Blueprints on Stage: Dr. Khalid Y. Long on Dramaturgy, Research, and the Future of Fine Arts at Howard

By Chad Eric Smith, Director of Marketing & Communications, Chadwick A. Boseman College of Fine Arts
Featured Image: Khalid w/ director of Big White Fog, Ron OJ Parson.
When Dr. Khalid Y. Long sits in a rehearsal room, he isn’t just watching lines come to life. He’s observing the interplay between text, performance, and audience—before, during, and after the curtain falls.
“I hover,” he said. “Designers do their thing, directors eventually release it, actors have a specific journey. But as a dramaturg, I’m looking at all the elements at all times—even when the show closes, even when the audience is there.”
Long currently serves as Associate Dean of Research and Creative Endeavors and Interim Chair of Theatre Arts at Howard University’s Chadwick A. Boseman College of Fine Arts. For him, dramaturgy is not a niche task but a practice that unites scholarship, creativity, and institutional leadership.
Discovering Dramaturgy
As an undergraduate at Cheyney University of Pennsylvania, Long was drawn less to performing than to analyzing plays. He peppered rehearsals with questions about characters and structure—an impulse his professors noticed long before he realized it was a form of dramaturgy. That curiosity deepened in graduate school at Miami University of Ohio, where his mentor, Dr. Paul Bryant Jackson, first named the role for him. From then on, he recognized dramaturgy as a space where “intellectual as well as creative elements of theatre” could be combined.
Researching Big White Fog
This fall, Long traveled back and forth to Chicago, IL, and served as dramaturg for Court Theatre’s production of Theodore Ward’s Big White Fog, a 1939 play set in South Side Chicago. His research traced the geography of Black Chicago during the Depression, digging into photographs and archives to help the cast envision a once-vibrant neighborhood at 51st and Dearborn. He also highlighted Ward’s place in the genealogy of African American drama.
“When you look at his play, which was produced in 1939, and then at Hansberry’s A Raisin in the Sun in 1959, the genealogy exists,” Long explained. “ Ward was part of Chicago’s South Side Writers Group.
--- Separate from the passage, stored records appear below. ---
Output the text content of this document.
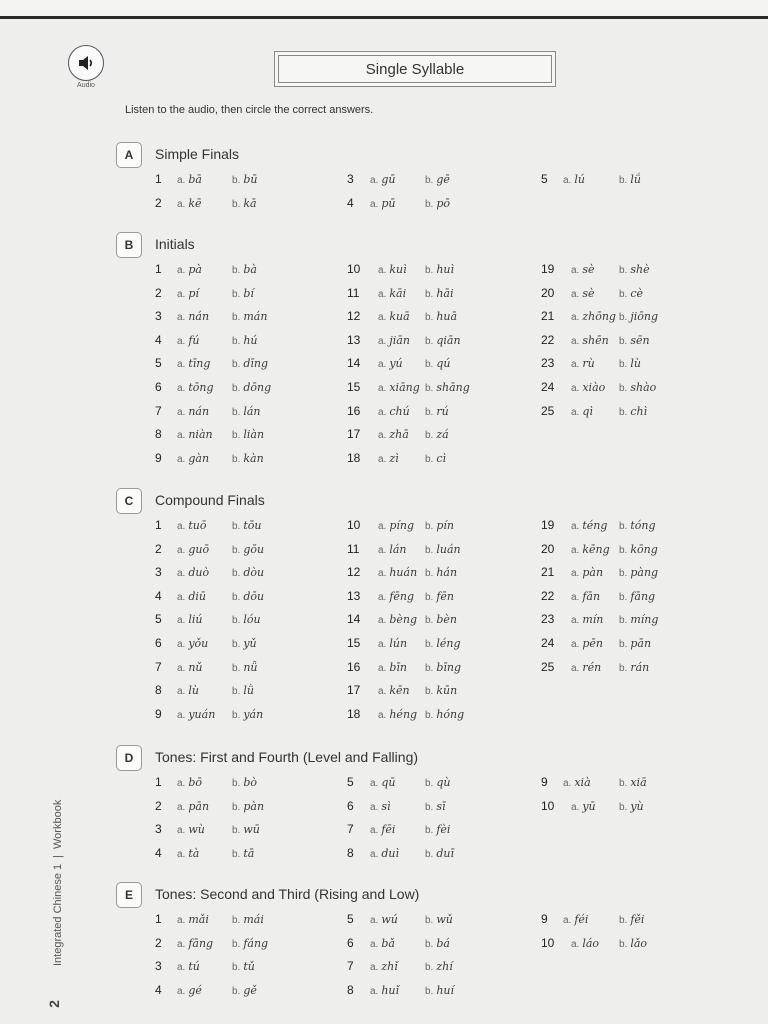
Audio
Single Syllable
Listen to the audio, then circle the correct answers.
A	Simple Finals
1 a. bā	b. bū
2 a. kē	b. kā
3 a. gū	b. gē
4 a. pū	b. pō
5 a. lú	b. lǘ
B	Initials
1 a. pà	b. bà
2 a. pí	b. bí
3 a. nán b. mán
4 a. fú	b. hú
5 a. tīng b. dīng
6 a. tōng b. dōng
7 a. nán b. lán
8 a. niàn b. liàn
9 a. gàn b. kàn
10 a. kuì b. huì
11 a. kāi b. hāi
12 a. kuā b. huā
13 a. jiān b. qiān
14 a. yú b. qú
15 a. xiāng b. shāng
16 a. chú b. rú
17 a. zhā b. zá
18 a. zì	b. cì
19 a. sè b. shè
20 a. sè b. cè
21 a. zhōng b. jiōng
22 a. shēn b. sēn
23 a. rù b. lù
24 a. xiào b. shào
25 a. qì	b. chì
C	Compound Finals
1 a. tuō	b. tōu
2 a. guō b. gōu
3 a. duò b. dòu
4 a. diū	b. dōu
5 a. liú	b. lóu
6 a. yǒu b. yǔ
7 a. nǔ	b. nǚ
8 a. lù	b. lǜ
9 a. yuán b. yán
10 a. píng b. pín
11 a. lán b. luán
12 a. huán b. hán
13 a. fēng b. fēn
14 a. bèng b. bèn
15 a. lún b. léng
16 a. bīn b. bīng
17 a. kēn b. kūn
18 a. héng b. hóng
19 a. téng b. tóng
20 a. kēng b. kōng
21 a. pàn b. pàng
22 a. fān b. fāng
23 a. mín b. míng
24 a. pēn b. pān
25 a. rén b. rán
D	Tones: First and Fourth (Level and Falling)
1 a. bō	b. bò
2 a. pān b. pàn
3 a. wù	b. wū
4 a. tà	b. tā
5 a. qū	b. qù
6 a. sì	b. sī
7 a. fēi	b. fèi
8 a. duì	b. duī
9 a. xià	b. xiā
10 a. yū b. yù
E	Tones: Second and Third (Rising and Low)
1 a. mǎi b. mái
2 a. fāng b. fáng
3 a. tú	b. tǔ
4 a. gé	b. gě
5 a. wú	b. wǔ
6 a. bǎ	b. bá
7 a. zhǐ	b. zhí
8 a. huǐ	b. huí
9 a. féi	b. fěi
10 a. láo b. lǎo
Integrated Chinese 1|Workbook
2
Hansberry was inspired by the prominent group and her play is very much inspired by Big White Fog.”
For Long, Ward’s play exemplifies theatre’s deeper purpose. “Our playwrights, specifically Black playwrights, aren’t just writing plays to entertain. These are very much blueprints of how to live in a world that doesn’t believe in your existence. They become archives into what has happened in the past that can serve as a response to what is happening now.”
Dramaturgy as Research
Long sees dramaturgy as a direct extension of his mission as Associate Dean. Too often, he noted, research is understood only as books and archives. In his view, the artistic process itself is a research endeavor.
The production itself becomes the outcome of the research. The production is the book. It is the article. It is the photograph.
At CABCoFA, this philosophy elevates performance into scholarship and positions Howard as a research-centered arts institution.
The Art of Asking Questions
In both theatre and administration, Long embraces what he calls “dramaturgical sensibility”: an orientation toward inquiry rather than prescription.
“It’s about posing questions rather than definitive statements,” he explained. “Asking, ‘What if? How about?’ versus, ‘We must, we should.’ That ethos opens up possibilities.”
Just Scratching the Surface
Despite his many accomplishments—including his recent election as president of the August Wilson Society—Long insists he is still at the beginning of his journey.
“People think I’ve made it,” he admitted. “But I’m just scratching the surface. I haven’t even done that major project that makes me go, ‘That’s the thing. I can rest.’ I haven’t gotten there yet.”
Until then, he celebrates each milestone with quiet satisfaction. “When I finish a project, I go have a dirty martini. I buy a coffee. I get a muffin. And I say, ‘All right, you did that. Let’s get to the next thing.’”
At CABCoFA, Long’s dramaturgy is more than an academic specialty. It is a way of asking questions, preserving history, and shaping the future—proof that research and art are inseparable.